Hi, thanks for the help. Then I got running the following code;
#!/usr/bin/env python
import os, sys, re, string, array, linecache, math
nlach = 12532
lach_list = sys.argv[1]
lach_list_file = open(lach_list,"r")
lach_mol2 = sys.argv[2] # name of the lachand mol2 file
lach_mol2_file = open(lach_mol2,"r")
n_lach_read=int(sys.argv[3])
# Do the following for the total number of lachands
# 1. read the list with the ranked lachands
for i in range(1,n_lach_read+1):
line = lach_list_file.readline()
ll = string.split (line)
#print i, ll[0]
lach = int(ll[0])
# 2. for each lachand, print mol2 file
# 2a. find lachand header in lachand mol2 file (example; kanaka)
# and return line number
line_nr = 0
for line in lach_mol2_file:
line_nr += 1
has_match = line.find('kanaka')
if has_match >= 0:
print 'Found in line %d' % (line_nr)
# 2b. print on screen all the info for this lachand
# (but first need to read natoms and nbonds info)
# go to line line_nr + 1
ltr=linecache.getline(lach_mol2, line_nr + 1)
ll=ltr.split()
#print ll[0],ll[1]
nat=int(ll[0])
nb=int(ll[1])
# total lines to print:
# header, 8
# at, na
# b header, 1
# n
# lastheaders, 2
# so; nat + nb + 11
ntotal_lines = nat + nb + 11
# now we go to the beginning of the lachand
# and print ntotal_lines
for j in range(0,ntotal_lines):
print linecache.getline(lach_mol2, line_nr - 1 + j )
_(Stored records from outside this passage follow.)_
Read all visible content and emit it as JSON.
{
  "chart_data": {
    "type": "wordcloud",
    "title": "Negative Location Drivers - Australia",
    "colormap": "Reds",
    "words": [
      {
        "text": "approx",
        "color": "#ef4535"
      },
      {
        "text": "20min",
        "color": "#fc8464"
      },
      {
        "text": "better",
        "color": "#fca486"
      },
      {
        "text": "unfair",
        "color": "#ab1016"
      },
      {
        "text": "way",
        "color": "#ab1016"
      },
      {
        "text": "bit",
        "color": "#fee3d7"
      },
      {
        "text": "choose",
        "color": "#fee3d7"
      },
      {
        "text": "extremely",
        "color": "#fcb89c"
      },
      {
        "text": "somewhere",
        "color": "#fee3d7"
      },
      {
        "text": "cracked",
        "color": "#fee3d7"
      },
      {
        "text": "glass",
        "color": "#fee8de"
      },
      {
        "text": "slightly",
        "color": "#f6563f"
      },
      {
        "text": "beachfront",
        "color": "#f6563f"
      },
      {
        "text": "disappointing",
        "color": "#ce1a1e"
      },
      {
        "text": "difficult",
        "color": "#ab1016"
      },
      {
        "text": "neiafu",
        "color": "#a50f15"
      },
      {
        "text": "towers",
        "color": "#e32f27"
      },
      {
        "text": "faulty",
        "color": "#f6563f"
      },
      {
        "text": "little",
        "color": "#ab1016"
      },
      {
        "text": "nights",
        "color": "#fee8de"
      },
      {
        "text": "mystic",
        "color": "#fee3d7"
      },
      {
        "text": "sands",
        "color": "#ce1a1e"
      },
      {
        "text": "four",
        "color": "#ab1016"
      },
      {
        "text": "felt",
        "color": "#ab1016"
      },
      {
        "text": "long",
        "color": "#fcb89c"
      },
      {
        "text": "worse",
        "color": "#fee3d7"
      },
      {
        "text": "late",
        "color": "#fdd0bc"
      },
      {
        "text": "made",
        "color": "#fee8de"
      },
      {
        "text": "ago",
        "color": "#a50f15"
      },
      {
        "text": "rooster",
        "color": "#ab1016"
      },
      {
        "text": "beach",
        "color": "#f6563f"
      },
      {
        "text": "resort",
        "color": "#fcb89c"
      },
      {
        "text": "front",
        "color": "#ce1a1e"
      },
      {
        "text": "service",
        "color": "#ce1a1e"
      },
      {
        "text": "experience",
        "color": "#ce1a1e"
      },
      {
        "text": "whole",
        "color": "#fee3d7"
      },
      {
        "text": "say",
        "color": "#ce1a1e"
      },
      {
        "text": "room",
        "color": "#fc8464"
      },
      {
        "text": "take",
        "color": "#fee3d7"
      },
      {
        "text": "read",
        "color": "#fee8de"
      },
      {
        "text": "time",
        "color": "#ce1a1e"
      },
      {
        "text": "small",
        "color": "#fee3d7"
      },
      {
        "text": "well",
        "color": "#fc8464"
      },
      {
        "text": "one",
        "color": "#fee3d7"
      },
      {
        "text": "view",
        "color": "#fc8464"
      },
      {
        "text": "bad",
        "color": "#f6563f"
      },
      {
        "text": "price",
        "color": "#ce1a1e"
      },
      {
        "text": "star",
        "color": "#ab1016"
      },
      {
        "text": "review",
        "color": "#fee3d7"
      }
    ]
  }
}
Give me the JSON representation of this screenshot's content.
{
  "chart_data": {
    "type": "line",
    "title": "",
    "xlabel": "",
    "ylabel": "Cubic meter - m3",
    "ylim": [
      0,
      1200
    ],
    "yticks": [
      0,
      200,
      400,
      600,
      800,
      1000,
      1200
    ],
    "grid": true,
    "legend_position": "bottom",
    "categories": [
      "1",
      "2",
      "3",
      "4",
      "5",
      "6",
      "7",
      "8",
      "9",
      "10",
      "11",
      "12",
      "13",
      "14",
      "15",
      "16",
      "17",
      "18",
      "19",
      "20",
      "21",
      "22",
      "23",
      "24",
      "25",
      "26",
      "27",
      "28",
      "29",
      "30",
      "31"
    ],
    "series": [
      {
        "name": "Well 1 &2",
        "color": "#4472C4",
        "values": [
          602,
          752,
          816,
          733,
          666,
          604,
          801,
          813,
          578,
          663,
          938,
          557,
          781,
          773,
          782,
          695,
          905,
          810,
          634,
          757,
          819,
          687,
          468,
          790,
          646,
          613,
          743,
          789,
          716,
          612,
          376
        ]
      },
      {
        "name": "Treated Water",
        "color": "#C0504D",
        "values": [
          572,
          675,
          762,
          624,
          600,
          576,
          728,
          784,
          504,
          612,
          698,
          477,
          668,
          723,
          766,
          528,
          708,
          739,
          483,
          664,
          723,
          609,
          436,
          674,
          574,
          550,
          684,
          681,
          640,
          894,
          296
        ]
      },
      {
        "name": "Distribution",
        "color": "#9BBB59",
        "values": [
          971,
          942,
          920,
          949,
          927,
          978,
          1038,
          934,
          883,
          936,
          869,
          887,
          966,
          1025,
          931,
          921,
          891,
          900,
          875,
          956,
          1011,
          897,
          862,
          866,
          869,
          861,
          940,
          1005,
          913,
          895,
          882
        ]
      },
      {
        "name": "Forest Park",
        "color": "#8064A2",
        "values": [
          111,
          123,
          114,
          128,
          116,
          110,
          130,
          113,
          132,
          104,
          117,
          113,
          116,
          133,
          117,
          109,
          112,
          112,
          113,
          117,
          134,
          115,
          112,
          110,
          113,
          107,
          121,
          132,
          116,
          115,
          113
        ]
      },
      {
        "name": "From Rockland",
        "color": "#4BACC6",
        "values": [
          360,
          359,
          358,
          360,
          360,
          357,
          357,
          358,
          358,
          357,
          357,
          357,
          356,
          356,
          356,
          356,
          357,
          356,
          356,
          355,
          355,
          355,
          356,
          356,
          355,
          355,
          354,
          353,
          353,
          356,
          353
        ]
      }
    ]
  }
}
which almost works. In the last "for j" loop, i expected to obtain an
output like:
sdsdsdsdsdsd
sdsdsfdgdgdgdg
hdfgdgdgdg
but instead of this, i get:
sdsdsdsdsdsd
sdsdsfdgdgdgdg
hdfgdgdgdg
and also the program is very slow. Do you know how could i solve
this ?
thanks
Tim Chase wrote:
I have to search for a string on a big file. Once this string
is found, I would need to get the number of the line in which
the string is located on the file. Do you know how if this is
possible to do in python ?
This should be reasonable:
>>for num, line in enumerate(open("/python25/readme.txt")):
if "Guido" in line:
print "Found Guido on line", num
break
Found Guido on line 1296
Just a small caveat here: enumerate() is zero-based, so you may
actually want add one to the resulting number:
s = "Guido"
for num, line in enumerate(open("file.txt")):
if s in line:
print "Found %s on line %i" % (s, num + 1)
break # optionally stop looking
Or one could use a tool made for the job:
grep -n Guido file.txt
or if you only want the first match:
sed -n '/Guido/{=;p;q}' file.txt
-tkc